Appellant cites two federal cases and some language contained in Falsetti in support of his interpretation of § 101(a)(4). The federal cases involved suits brought in federal court under § 102 of the Landrum-Griffin Act to remedy alleged violations of Title I of the Act. We read those decisions as merely adopting for the federal courts an exhaustion of remedies rule patterned upon the proviso clause in § 101(a)(4). Those cases do not mean that state courts must also adopt this exhaustion rule.
Section 102 provides that suits for violations of Title I may be brought in a federal district court. 29 U.S.C. § 412.
Appellant also misconstrues our language in Falsetti. In the course of discussing generally the exhaustion of remedies doctrine, we mentioned in that case the recent enactment of § 101(a)(4) of the Landrum-Griffin Act. Since the impact of the Act upon our own exhaustion rule was not involved in the decision in Falsetti, we certainly did not intend to decide this important question at that time. Indeed, our brief discussion of § 101(a)(4) is expressly confined to situations "to which the Act is applicable." In our decision today, we hold that § 101(a)(4) does not alter the Pennsylvania exhaustion of remedies rule.
The language in Falsetti relied upon by appellant appears at 400 Pa. 145, 160.
Since appellant has not shown any legal justification for his failure to exhaust internal union remedies, we conclude that the decree entered below must be affirmed.
Mr. Justice JONES dissents.
Even a highly imaginative fiction writer would have considerable difficulty conceiving a procedure more futile, frustrating and meaningless than having an individual member appear before an International Convention, consisting of approximately 3,000 delegates, to present and argue his grievances against the leadership of the union, with the expectation of moving that body to hear, understand and decide the controversy on the merits. Such exposure to the convention arena is not a reasonable pursuit of a remedy; rather, it is a compelled involvement in a vast and undefined contest. The convention is not a tribunal conducive to the fair and impartial determination of a controversy. The customary protections, rights and rules usually associated with the hearing and decisional process are totally absent. I see no reason why the litigant here should be required to travel such a hazardous and unproductive road. In no other instance is one seeking justice required to engage in such futility.

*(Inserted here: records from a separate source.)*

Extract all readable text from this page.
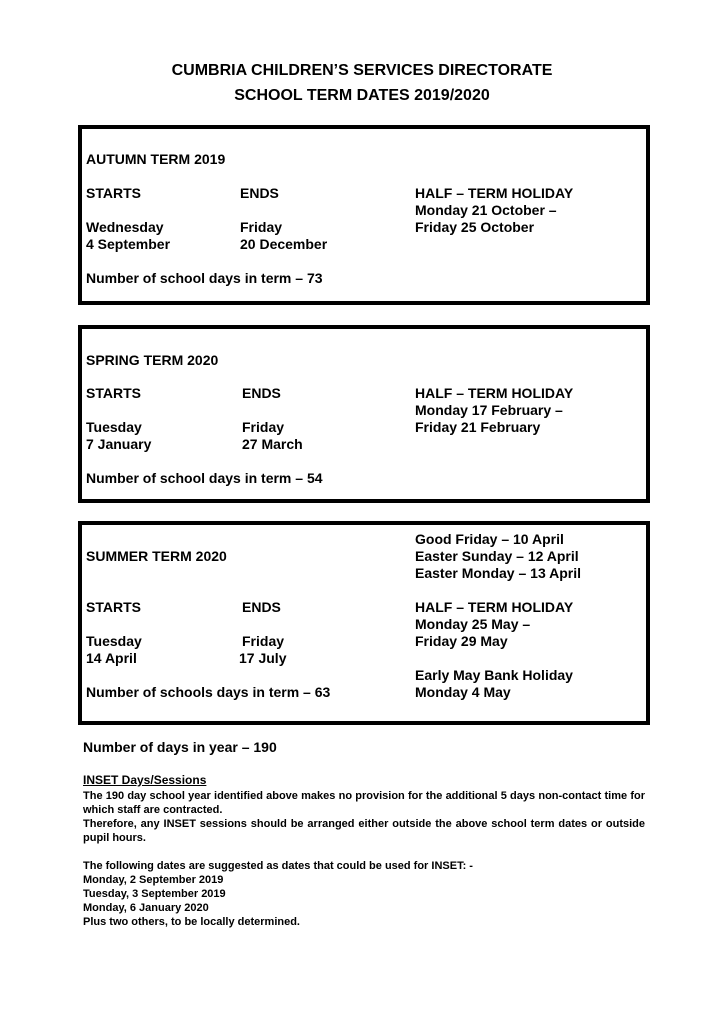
CUMBRIA CHILDREN’S SERVICES DIRECTORATE
SCHOOL TERM DATES 2019/2020
AUTUMN TERM 2019
STARTS	ENDS	HALF – TERM HOLIDAY
Monday 21 October –
Wednesday	Friday	Friday 25 October
4 September	20 December
Number of school days in term – 73
SPRING TERM 2020
STARTS	ENDS	HALF – TERM HOLIDAY
Monday 17 February –
Tuesday	Friday	Friday 21 February
7 January	27 March
Number of school days in term – 54
Good Friday – 10 April
SUMMER TERM 2020	Easter Sunday – 12 April
Easter Monday – 13 April
STARTS	ENDS	HALF – TERM HOLIDAY
Monday 25 May –
Tuesday	Friday	Friday 29 May
14 April	17 July
Early May Bank Holiday
Number of schools days in term – 63	Monday 4 May
Number of days in year – 190
INSET Days/Sessions
The 190 day school year identified above makes no provision for the additional 5 days non-contact time for which staff are contracted.
Therefore, any INSET sessions should be arranged either outside the above school term dates or outside pupil hours.
The following dates are suggested as dates that could be used for INSET: -
Monday, 2 September 2019
Tuesday, 3 September 2019
Monday, 6 January 2020
Plus two others, to be locally determined.
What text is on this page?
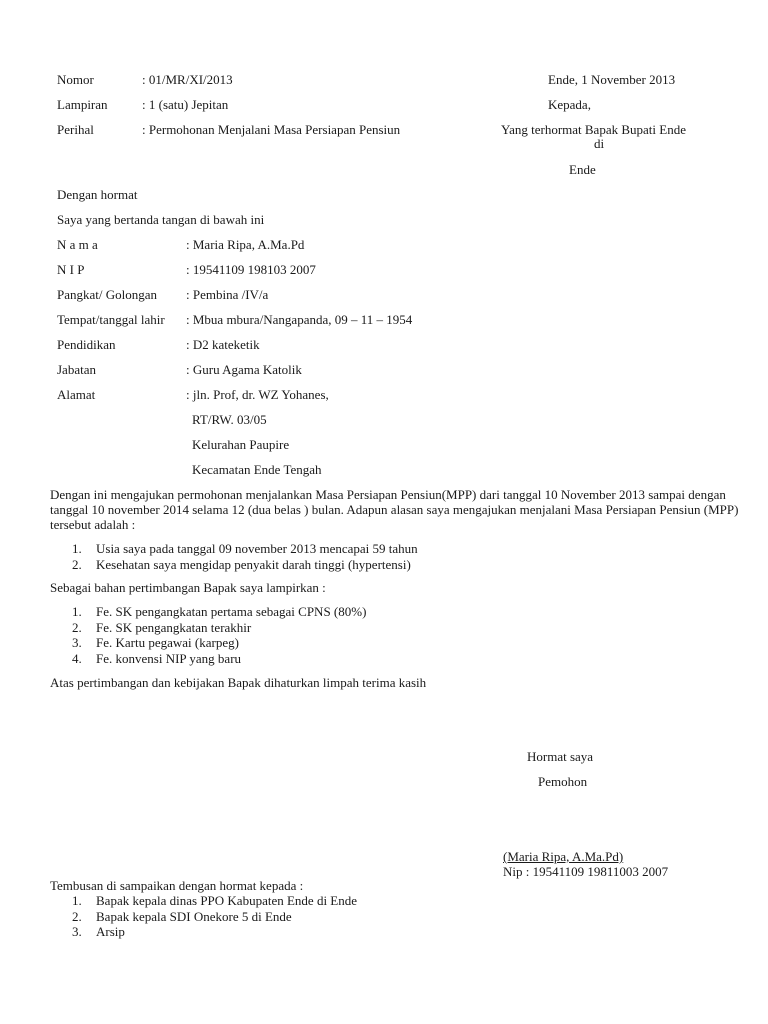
Nomor	: 01/MR/XI/2013	Ende, 1 November 2013
Lampiran	: 1 (satu) Jepitan	Kepada,
Perihal	: Permohonan Menjalani Masa Persiapan Pensiun	Yang terhormat Bapak Bupati Ende
di
Ende
Dengan hormat
Saya yang bertanda tangan di bawah ini
N a m a	: Maria Ripa, A.Ma.Pd
N I P	: 19541109 198103 2007
Pangkat/ Golongan : Pembina /IV/a
Tempat/tanggal lahir : Mbua mbura/Nangapanda, 09 – 11 – 1954
Pendidikan	: D2 kateketik
Jabatan	: Guru Agama Katolik
Alamat	: jln. Prof, dr. WZ Yohanes,
RT/RW. 03/05
Kelurahan Paupire
Kecamatan Ende Tengah
Dengan ini mengajukan permohonan menjalankan Masa Persiapan Pensiun(MPP) dari tanggal 10 November 2013 sampai dengan tanggal 10 november 2014 selama 12 (dua belas ) bulan. Adapun alasan saya mengajukan menjalani Masa Persiapan Pensiun (MPP) tersebut adalah :
1. Usia saya pada tanggal 09 november 2013 mencapai 59 tahun
2. Kesehatan saya mengidap penyakit darah tinggi (hypertensi)
Sebagai bahan pertimbangan Bapak saya lampirkan :
1. Fe. SK pengangkatan pertama sebagai CPNS (80%)
2. Fe. SK pengangkatan terakhir
3. Fe. Kartu pegawai (karpeg)
4. Fe. konvensi NIP yang baru
Atas pertimbangan dan kebijakan Bapak dihaturkan limpah terima kasih
Hormat saya
Pemohon
(Maria Ripa, A.Ma.Pd)
Nip : 19541109 19811003 2007
Tembusan di sampaikan dengan hormat kepada :
1. Bapak kepala dinas PPO Kabupaten Ende di Ende
2. Bapak kepala SDI Onekore 5 di Ende
3. Arsip
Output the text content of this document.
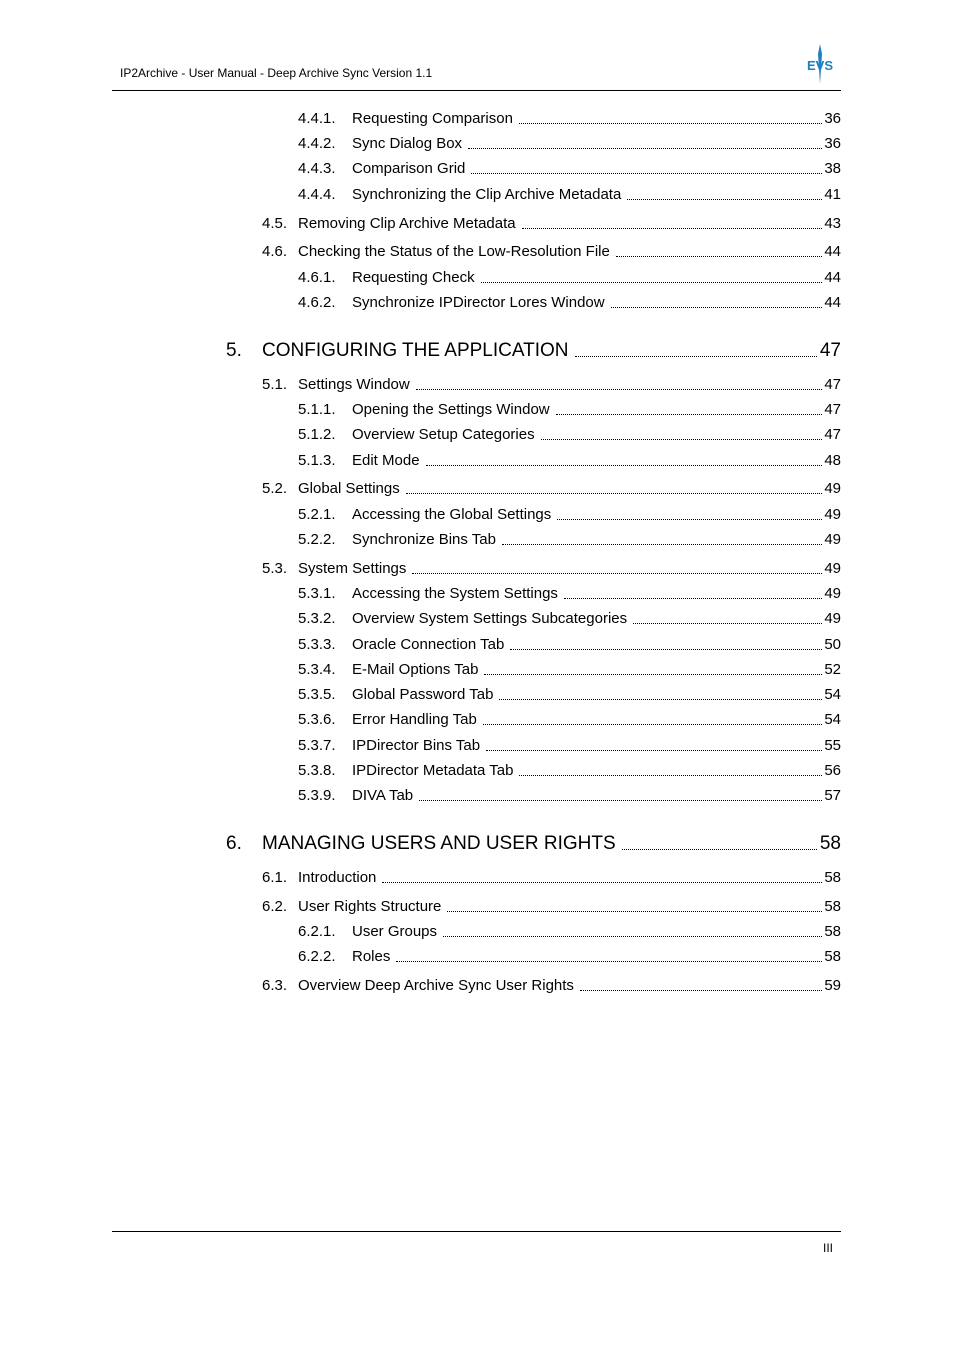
IP2Archive - User Manual - Deep Archive Sync Version 1.1	EVS
4.4.1.	Requesting Comparison	36
4.4.2.	Sync Dialog Box	36
4.4.3.	Comparison Grid	38
4.4.4.	Synchronizing the Clip Archive Metadata	41
4.5. Removing Clip Archive Metadata	43
4.6. Checking the Status of the Low-Resolution File	44
4.6.1.	Requesting Check	44
4.6.2.	Synchronize IPDirector Lores Window	44
5.	CONFIGURING THE APPLICATION	47
5.1. Settings Window	47
5.1.1.	Opening the Settings Window	47
5.1.2.	Overview Setup Categories	47
5.1.3.	Edit Mode	48
5.2. Global Settings	49
5.2.1.	Accessing the Global Settings	49
5.2.2.	Synchronize Bins Tab	49
5.3. System Settings	49
5.3.1.	Accessing the System Settings	49
5.3.2.	Overview System Settings Subcategories	49
5.3.3.	Oracle Connection Tab	50
5.3.4.	E-Mail Options Tab	52
5.3.5.	Global Password Tab	54
5.3.6.	Error Handling Tab	54
5.3.7.	IPDirector Bins Tab	55
5.3.8.	IPDirector Metadata Tab	56
5.3.9.	DIVA Tab	57
6.	MANAGING USERS AND USER RIGHTS	58
6.1. Introduction	58
6.2. User Rights Structure	58
6.2.1.	User Groups	58
6.2.2.	Roles	58
6.3. Overview Deep Archive Sync User Rights	59
III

Surely, ordinary experience indicates that were a member to seek to avail himself of this doubtful opportunity to appear before such a massive forum to plead his cause, he would be engaging in a rather empty, burdensome and worthless exercise. To regard such a venture as anything but illusory is to ignore reality. No decision of this Court or any other authority requires such a result. This record does not sustain the majority's conclusion that appellant failed to exhaust his internal union remedies.
I am also unable to share the majority's interpretation of § 101(a)(4) of the Landrum-Griffin Act and the majority's failure to apply it to this litigation. This section obviously does not alter the established substantive rule of this Commonwealth which requires exhaustion of internal union remedies. It does, however, make it unmistakably clear that "no labor organization" may delay the availability of such internal remedies for more than four months.
If appeal to the International Convention be regarded as a "remedy", as the majority holds, then clearly its availability fails to comply with the statute, since that hearing procedure was postponed more than four months.
I conclude, therefore, that appellant may not be denied relief in our courts. He has effectively exhausted all meaningful internal union remedies. Moreover, even if appeal to the International Convention be considered more than an empty gesture, as the majority holds, the Landrum-Griffin Act requires that such appeal be available within four months of the conclusion of the prior step in the appeal process.
Mr. Chief Justice BELL joins in this dissenting opinion.